There are serious and genuine questions about the use of armed drones that cannot simply be dismissed by arguing that any and all information could be of use to the enemy. If claims that drones “target indiscriminate killers with exquisite discrimination” are to be believed in face of evidence to the contrary, much greater transparency from those operating such systems is needed.
While some argue that little or no information about drone operations should be released, without it, it is impossible for decision makers and the public to make proper and informed decisions about the crucial questions raised. Without transparency there can be no proper public accountability and oversight of these lethal operations.
Drones and other forms of remote war are presented as a modern and humanitarian way to deal with international security threats. Through using remote warfare technology and techniques, we are assured, we can safely and cleanly eliminate serious threats to our security and well-being without risk to our own forces. We should however be exceedingly sceptical about such claims. Drone strikes, kill lists and targeted killing programmes do nothing to deal with the underlying root causes of global insecurity.

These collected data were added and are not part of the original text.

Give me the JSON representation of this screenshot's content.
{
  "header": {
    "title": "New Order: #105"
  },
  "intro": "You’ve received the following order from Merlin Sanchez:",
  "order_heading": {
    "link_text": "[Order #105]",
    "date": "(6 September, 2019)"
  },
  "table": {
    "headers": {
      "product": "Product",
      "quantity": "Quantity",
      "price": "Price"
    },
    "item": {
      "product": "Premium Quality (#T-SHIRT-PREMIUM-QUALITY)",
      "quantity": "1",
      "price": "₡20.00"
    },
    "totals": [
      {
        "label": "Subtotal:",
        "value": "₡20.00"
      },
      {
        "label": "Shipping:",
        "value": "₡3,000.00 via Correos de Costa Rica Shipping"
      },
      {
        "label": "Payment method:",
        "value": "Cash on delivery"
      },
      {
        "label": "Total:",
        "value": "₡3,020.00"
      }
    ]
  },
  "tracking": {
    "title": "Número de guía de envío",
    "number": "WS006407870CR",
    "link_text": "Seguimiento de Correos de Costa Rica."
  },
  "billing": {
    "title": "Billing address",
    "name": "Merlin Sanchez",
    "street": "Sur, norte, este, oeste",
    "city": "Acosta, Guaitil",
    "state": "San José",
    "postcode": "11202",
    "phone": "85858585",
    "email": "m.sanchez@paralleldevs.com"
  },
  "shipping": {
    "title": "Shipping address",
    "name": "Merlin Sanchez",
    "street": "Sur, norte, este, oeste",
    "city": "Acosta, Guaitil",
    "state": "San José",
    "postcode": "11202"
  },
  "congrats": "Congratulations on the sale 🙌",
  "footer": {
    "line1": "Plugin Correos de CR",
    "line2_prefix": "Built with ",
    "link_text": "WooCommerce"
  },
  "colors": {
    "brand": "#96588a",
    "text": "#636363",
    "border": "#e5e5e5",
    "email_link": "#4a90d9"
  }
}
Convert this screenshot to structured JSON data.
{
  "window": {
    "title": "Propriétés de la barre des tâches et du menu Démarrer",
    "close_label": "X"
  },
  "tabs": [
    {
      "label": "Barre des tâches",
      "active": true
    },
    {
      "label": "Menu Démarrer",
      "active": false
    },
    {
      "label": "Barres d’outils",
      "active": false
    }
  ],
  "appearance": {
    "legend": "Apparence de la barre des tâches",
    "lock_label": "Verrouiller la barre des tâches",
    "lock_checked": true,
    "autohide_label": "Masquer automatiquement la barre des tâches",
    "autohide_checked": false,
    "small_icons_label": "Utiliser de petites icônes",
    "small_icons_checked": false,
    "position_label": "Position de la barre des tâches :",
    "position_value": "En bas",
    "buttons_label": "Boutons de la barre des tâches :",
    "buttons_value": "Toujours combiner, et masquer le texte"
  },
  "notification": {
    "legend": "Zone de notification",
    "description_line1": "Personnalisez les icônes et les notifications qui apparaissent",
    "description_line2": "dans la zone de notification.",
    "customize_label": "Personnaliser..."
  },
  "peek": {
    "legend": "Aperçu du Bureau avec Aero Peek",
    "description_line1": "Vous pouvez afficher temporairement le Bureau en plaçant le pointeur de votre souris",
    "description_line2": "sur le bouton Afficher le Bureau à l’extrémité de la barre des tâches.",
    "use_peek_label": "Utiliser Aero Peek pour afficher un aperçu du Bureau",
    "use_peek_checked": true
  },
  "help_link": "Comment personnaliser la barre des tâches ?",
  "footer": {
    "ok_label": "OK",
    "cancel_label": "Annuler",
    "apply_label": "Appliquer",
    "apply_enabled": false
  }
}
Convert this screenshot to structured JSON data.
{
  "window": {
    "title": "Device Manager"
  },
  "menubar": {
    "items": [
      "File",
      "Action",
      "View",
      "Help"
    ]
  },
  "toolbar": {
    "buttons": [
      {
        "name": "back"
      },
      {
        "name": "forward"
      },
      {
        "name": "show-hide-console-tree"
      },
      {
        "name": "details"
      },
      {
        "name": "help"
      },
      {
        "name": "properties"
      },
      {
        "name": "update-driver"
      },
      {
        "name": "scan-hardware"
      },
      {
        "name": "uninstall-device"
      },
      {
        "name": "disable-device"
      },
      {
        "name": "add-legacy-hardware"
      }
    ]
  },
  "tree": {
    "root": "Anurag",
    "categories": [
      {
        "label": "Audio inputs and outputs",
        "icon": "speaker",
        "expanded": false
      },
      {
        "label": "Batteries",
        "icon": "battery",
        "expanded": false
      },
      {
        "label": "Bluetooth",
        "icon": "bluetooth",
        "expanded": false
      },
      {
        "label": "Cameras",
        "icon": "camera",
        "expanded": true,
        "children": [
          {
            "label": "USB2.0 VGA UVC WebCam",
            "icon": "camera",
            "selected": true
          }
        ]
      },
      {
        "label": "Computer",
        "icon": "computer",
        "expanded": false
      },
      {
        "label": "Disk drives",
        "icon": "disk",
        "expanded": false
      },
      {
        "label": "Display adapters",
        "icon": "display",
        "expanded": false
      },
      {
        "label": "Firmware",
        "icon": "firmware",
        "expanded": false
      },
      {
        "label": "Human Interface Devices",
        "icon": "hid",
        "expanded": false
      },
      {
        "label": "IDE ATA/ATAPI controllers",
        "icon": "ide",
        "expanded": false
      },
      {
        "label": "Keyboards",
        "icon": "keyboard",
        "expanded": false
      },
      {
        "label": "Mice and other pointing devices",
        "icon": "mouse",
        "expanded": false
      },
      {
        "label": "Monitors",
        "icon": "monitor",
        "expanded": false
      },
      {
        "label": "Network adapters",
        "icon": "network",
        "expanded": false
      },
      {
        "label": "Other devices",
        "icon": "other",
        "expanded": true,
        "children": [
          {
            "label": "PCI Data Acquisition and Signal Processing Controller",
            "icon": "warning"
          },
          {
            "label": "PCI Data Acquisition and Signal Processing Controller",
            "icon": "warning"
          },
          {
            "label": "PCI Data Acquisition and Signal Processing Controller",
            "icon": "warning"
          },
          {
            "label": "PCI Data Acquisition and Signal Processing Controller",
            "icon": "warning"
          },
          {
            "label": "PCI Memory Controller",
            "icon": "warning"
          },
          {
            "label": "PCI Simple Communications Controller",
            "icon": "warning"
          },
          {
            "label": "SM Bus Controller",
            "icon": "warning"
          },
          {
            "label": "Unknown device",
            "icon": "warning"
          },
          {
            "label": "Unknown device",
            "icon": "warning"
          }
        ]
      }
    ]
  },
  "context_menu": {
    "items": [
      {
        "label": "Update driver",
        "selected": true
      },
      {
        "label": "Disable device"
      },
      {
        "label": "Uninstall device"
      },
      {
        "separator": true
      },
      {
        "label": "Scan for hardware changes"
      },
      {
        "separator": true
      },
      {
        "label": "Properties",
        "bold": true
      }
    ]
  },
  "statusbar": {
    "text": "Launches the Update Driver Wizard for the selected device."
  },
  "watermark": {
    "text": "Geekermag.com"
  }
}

Rethinking Security, an important discussion paper, published last week by The Ammerdown Group, argues that “the preferred responses of Western states are manifestly not working.” Rather they have “exacerbated insecurity, allowed global problems to worsen, and added to the harm already suffered in countries targeted for intervention.” The paper goes on
“The practice of ‘security’ cannot be limited to neutralising threats, but must encompass a commitment to build peace with justice. It has to evolve away from exercising control over world affairs towards facilitating genuinely democratic participation in them. Security discourse will need to become more reflexive and inclusive if it is to do more than merely legitimate a dysfunctional status quo…There is nothing inevitable about the current cycles of injustice and violence that are jeopardising the security of everyone. The UK can play a more effective part by displacing the desire to ‘punch above its weight’ with a commitment to security as a common right for everyone.